Aborcja selektywna to straszny akt mający na celu zabicie jednego z bliźniąt, podejrzewanego o urodzenie się z chorobą. Rodzice podejmując decyzję o selektywnej aborcji, ryzykują także życie zdrowego dziecka. Fundacja Pro-Prawo do życia podała, że takie metody zabijania nienarodzonych są stosowane w szpitalu w Oleśnicy.
Szpital w Oleśnicy przyznał się do tego, że w 2016 roku dokonując aborcji selektywnej, lekarze zabili dwójkę dzieci. Były to dwa osobne przypadki. Podczas pierwszego z nich abortowano dziecko określane mianem „bliźniaka II”. Podejrzewano, że dziewczynka urodzi się z zespołem Turnera. W drugim z przypadków lekarze za zgodą rodziców zabili dziecko w łonie matki nazwane „bliźniakiem I”. Tym razem podejrzewano, że dziecko może urodzić się z zespołem Downa.
Wesprzyj nas już teraz!
Działacze prolife podkreślają, że w Polsce bardzo rzadko mówi się o wykonywaniu „zabiegów” aborcji selektywnej, ale ona rzeczywiście ma miejsce.

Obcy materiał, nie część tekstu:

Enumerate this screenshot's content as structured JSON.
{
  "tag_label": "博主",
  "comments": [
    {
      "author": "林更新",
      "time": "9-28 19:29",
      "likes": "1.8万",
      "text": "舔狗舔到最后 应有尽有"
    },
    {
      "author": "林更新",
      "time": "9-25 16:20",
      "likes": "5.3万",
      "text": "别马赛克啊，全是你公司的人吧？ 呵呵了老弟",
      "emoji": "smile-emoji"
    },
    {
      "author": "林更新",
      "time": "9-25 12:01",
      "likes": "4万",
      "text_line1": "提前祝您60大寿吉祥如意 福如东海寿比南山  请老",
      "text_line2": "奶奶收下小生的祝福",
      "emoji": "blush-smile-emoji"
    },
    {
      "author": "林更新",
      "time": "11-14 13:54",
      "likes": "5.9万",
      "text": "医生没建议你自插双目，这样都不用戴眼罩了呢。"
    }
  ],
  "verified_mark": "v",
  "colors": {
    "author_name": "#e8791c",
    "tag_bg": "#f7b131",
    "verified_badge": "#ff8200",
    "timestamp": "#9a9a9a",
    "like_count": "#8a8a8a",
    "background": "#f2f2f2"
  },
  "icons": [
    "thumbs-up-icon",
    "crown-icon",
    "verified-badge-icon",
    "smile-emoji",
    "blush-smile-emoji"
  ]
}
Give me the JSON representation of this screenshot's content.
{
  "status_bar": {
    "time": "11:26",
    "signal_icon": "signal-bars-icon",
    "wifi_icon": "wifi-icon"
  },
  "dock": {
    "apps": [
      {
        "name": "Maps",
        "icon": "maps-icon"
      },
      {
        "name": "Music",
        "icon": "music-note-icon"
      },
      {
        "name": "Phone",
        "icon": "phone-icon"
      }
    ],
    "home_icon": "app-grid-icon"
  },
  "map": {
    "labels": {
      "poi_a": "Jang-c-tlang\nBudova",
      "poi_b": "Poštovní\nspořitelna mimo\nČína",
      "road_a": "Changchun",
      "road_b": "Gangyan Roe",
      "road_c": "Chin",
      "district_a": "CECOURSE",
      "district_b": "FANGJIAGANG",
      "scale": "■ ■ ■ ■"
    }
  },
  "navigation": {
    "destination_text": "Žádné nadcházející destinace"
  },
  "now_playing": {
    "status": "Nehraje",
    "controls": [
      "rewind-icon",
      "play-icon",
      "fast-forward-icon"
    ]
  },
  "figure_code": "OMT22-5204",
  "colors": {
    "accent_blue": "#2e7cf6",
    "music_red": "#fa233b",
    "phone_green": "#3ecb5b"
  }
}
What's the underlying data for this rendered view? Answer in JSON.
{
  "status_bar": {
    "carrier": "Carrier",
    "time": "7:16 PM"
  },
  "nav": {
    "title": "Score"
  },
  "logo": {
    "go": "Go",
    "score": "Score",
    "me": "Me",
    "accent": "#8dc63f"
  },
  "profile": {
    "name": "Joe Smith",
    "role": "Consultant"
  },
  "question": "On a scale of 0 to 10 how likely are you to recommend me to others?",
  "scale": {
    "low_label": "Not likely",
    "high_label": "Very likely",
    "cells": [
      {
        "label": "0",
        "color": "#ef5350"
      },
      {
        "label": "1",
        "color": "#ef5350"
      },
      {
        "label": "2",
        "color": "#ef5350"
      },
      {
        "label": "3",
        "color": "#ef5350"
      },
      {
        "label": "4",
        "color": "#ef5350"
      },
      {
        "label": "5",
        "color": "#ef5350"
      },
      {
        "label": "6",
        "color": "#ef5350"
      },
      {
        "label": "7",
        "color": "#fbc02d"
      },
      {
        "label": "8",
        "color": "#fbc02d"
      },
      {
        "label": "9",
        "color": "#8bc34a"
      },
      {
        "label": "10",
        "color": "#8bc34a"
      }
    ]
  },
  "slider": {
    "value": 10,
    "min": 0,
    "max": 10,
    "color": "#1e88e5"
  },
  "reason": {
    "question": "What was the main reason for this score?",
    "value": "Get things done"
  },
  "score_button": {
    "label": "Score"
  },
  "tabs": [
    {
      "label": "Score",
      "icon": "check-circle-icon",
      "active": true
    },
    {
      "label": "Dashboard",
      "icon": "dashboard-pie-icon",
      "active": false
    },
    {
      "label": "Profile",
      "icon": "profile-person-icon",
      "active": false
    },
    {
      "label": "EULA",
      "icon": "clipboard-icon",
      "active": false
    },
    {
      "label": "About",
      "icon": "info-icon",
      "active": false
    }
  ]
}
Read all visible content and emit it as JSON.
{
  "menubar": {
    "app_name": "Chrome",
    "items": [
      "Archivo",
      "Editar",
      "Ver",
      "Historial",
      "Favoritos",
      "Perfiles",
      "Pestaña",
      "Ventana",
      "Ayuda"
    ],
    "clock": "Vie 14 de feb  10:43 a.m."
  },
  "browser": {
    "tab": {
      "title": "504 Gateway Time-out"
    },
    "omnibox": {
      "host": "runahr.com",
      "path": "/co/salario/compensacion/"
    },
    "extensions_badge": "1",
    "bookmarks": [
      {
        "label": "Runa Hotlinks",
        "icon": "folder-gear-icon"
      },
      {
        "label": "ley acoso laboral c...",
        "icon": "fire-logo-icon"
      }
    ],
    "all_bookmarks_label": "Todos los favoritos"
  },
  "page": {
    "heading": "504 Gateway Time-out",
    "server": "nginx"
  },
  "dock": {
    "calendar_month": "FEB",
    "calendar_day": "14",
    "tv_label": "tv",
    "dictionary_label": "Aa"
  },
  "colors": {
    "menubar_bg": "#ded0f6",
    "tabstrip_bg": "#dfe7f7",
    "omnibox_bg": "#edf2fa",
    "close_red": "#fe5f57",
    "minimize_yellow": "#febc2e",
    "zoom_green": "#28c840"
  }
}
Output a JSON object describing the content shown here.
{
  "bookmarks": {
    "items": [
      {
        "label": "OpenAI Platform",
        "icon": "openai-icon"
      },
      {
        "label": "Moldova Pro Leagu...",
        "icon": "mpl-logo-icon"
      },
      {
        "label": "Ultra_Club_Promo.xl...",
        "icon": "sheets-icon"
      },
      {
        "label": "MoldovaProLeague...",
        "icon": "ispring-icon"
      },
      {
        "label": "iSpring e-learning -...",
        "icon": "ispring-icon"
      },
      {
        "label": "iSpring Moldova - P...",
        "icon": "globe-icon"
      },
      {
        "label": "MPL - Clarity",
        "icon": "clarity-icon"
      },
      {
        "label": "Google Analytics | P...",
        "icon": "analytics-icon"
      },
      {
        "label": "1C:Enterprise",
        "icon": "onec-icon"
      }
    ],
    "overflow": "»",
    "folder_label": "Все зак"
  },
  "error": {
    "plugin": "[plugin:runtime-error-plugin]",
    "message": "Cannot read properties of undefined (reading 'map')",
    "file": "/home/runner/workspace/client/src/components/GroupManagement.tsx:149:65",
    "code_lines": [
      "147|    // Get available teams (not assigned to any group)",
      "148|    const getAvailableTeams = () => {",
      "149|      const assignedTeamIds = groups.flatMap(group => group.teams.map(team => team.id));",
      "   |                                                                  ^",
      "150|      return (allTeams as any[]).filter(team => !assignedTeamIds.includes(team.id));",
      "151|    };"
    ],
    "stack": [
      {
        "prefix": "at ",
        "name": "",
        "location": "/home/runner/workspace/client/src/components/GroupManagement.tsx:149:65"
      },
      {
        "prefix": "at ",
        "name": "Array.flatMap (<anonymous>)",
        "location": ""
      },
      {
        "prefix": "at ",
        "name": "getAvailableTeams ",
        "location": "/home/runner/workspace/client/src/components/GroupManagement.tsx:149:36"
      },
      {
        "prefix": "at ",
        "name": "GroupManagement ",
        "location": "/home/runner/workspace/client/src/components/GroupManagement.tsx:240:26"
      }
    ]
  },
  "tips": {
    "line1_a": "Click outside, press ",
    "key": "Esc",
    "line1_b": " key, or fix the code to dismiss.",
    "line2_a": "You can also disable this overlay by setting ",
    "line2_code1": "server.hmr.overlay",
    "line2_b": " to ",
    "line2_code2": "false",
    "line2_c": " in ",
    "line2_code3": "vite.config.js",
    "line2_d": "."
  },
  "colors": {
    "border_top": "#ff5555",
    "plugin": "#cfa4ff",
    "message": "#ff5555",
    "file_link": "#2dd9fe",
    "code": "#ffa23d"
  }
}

Co więcej, jest niezwykle niebezpieczna także dla dziecka, które co do zasady jest przeznaczone do ocalenia. Wykonanie aborcji selektywnej wywołuje ryzyko śmierci także drugiego, zdrowego dziecka. Badania wskazują, że wynosi ono 3 proc.
Fundacja Pro-Prawo do życia przypomina, że kilka lat temu we Włoszech doszło do wielkiej tragedii. Rodzice zdecydowali się na wykonanie aborcji selektywnej. Lekarze jednak pomylili dzieci i uśmiercili zdrowe dziecko. Niestety później rodzice zdecydowali się na zabicie także drugiego dziecka, które pierwotnie zostało skazane na uśmiercenie. Fundacja Pro podkreśla w komunikacie, że „aborcja selektywna jest barbarzyństwem w najbardziej perfidnym wydaniu”.